Herrera originally arrived at the Cottage in 1993 during Fulham’s darkest days, with the very existence of the Club in jeopardy and property developers poised to pounce. It was only a three-month loan from Queens Park Rangers to begin with, but it went so well that not only did the Club try to sign him on a permanent basis, the supporters held a bucket collection on the terraces to help raise the money.

“That was just so brilliant, the fans doing that,” Herrera says. “When I first came to Fulham I was just keen to get some games under my belt, but I ended up loving every minute of my spell there. I went back to QPR after the three months, and the two clubs tried to work out a fee to make the move permanent, but they couldn’t come to an agreement. It ended up going to a tribunal but Fulham just didn’t have the money.”

But that’s where the mystery deepens. With the transfer window about to slam shut, an anonymous benefactor stepped in, stumped up the readies, and a Fulham player Herrera became.

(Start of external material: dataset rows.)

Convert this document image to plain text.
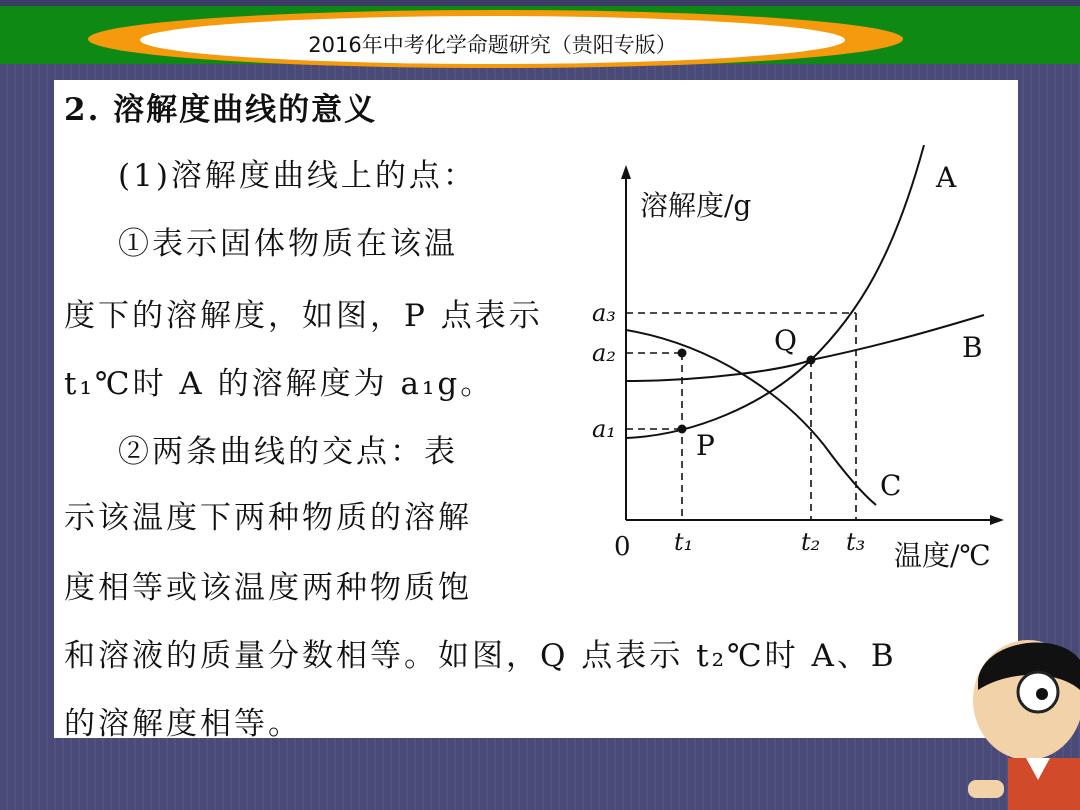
2016年中考化学命题研究（贵阳专版）
2. 溶解度曲线的意义
(1)溶解度曲线上的点：
①表示固体物质在该温
度下的溶解度，如图，P 点表示
t₁℃时 A 的溶解度为 a₁g。
②两条曲线的交点：表
示该温度下两种物质的溶解
度相等或该温度两种物质饱
和溶液的质量分数相等。如图，Q 点表示 t₂℃时 A、B
的溶解度相等。
溶解度/g
温度/℃
0
A
B
C
P
Q
a₃
a₂
a₁
t₁	t₂ t₃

“I was back at QPR,” he says. “And then on deadline day I got a call to go to the Cottage - I was told they’d managed to find the money. To this day, I still don’t know who it was. Some people have said it was Hugh Grant, or possibly one of the Directors, Cyril Swain, but I never found out. I don’t suppose the bucket collection came very close to raising the money, but it was a fantastic gesture from a wonderful set of fans.”

These days Herrera is youth-team coach at League Two side Torquay United, and ambitiously looking forward to the future.

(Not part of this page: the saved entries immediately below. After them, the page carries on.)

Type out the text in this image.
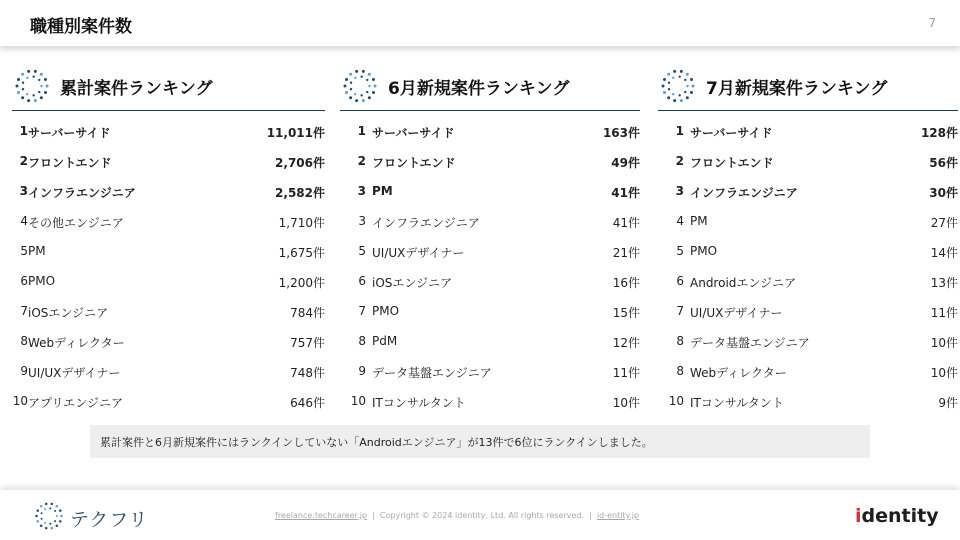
職種別案件数	7
累計案件ランキング
1 サーバーサイド	11,011件
2 フロントエンド	2,706件
3 インフラエンジニア	2,582件
4 その他エンジニア	1,710件
5 PM	1,675件
6 PMO	1,200件
7 iOSエンジニア	784件
8 Webディレクター	757件
9 UI/UXデザイナー	748件
10 アプリエンジニア	646件
6月新規案件ランキング
1 サーバーサイド	163件
2 フロントエンド	49件
3 PM	41件
3 インフラエンジニア	41件
5 UI/UXデザイナー	21件
6 iOSエンジニア	16件
7 PMO	15件
8 PdM	12件
9 データ基盤エンジニア	11件
10 ITコンサルタント	10件
7月新規案件ランキング
1 サーバーサイド	128件
2 フロントエンド	56件
3 インフラエンジニア	30件
4 PM	27件
5 PMO	14件
6 Androidエンジニア	13件
7 UI/UXデザイナー	11件
8 データ基盤エンジニア	10件
8 Webディレクター	10件
10 ITコンサルタント	9件
累計案件と6月新規案件にはランクインしていない「Androidエンジニア」が13件で6位にランクインしました。
テクフリ	freelance.techcareer.jp | Copyright © 2024 identity, Ltd. All rights reserved. | id-entity.jp	identity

“It’s going great,” he says. “I’m involved with the reserve side as well and I’m really loving it. The club are doing very well at the moment. We’ve had a fair bit of success over the last few years - we’ve reached the Play-Offs and been promoted, so it’s a good time for the club, and hopefully it will continue. I’ve been doing this for three seasons full time now - the set-up here is excellent and improving year on year.

“I’ve got my ‘A Licence’, so I’m looking to move on to First-Team coaching at some stage. I’m very happy at Torquay, but I would never turn down the chance to work at a bigger club if the opportunity arose.”

Herrera experienced the best and worst of times at Fulham, seeing the Whites sink to their all-time lowest league position, and then soar as Micky Adams’ wonderful Team won the promotion that sparked the Club’s current renaissance.

Although he missed the end of that season with an horrific shoulder injury suffered at, of all places, Torquay, he was a key member of the squad, a skilful full-back who was as potent going forward as he was solid in defence.

“It was a real low time for the Club when I first got there,” he remembers. “But I saw the fortunes change right round with Mohamed Al Fayed coming in. The season I came in on loan was when we were relegated to the bottom division. But then we had that fantastic season when we won promotion. The team spirit was unbelievable - we all got on really well and there was such a good feeling around the Club. There were a lot of good characters there - people like Darren Freeman, Danny Cullip, and the old heads like Morgs - it was a great time. We had such a good bond and so much confidence - we went into games never thinking for a moment that we could be beaten.

“Playing in front of The Enclosure was something special as well - you were so close to the fans you could hear everything that was said, good and bad! Fortunately, most of the comments aimed my way were positive, and I could hear them singing my name, so that was great running up and down the line there. If I could have my time again I wouldn’t change a thing, it was that good. I’d just like to thank the fans for making my time at Fulham so special.”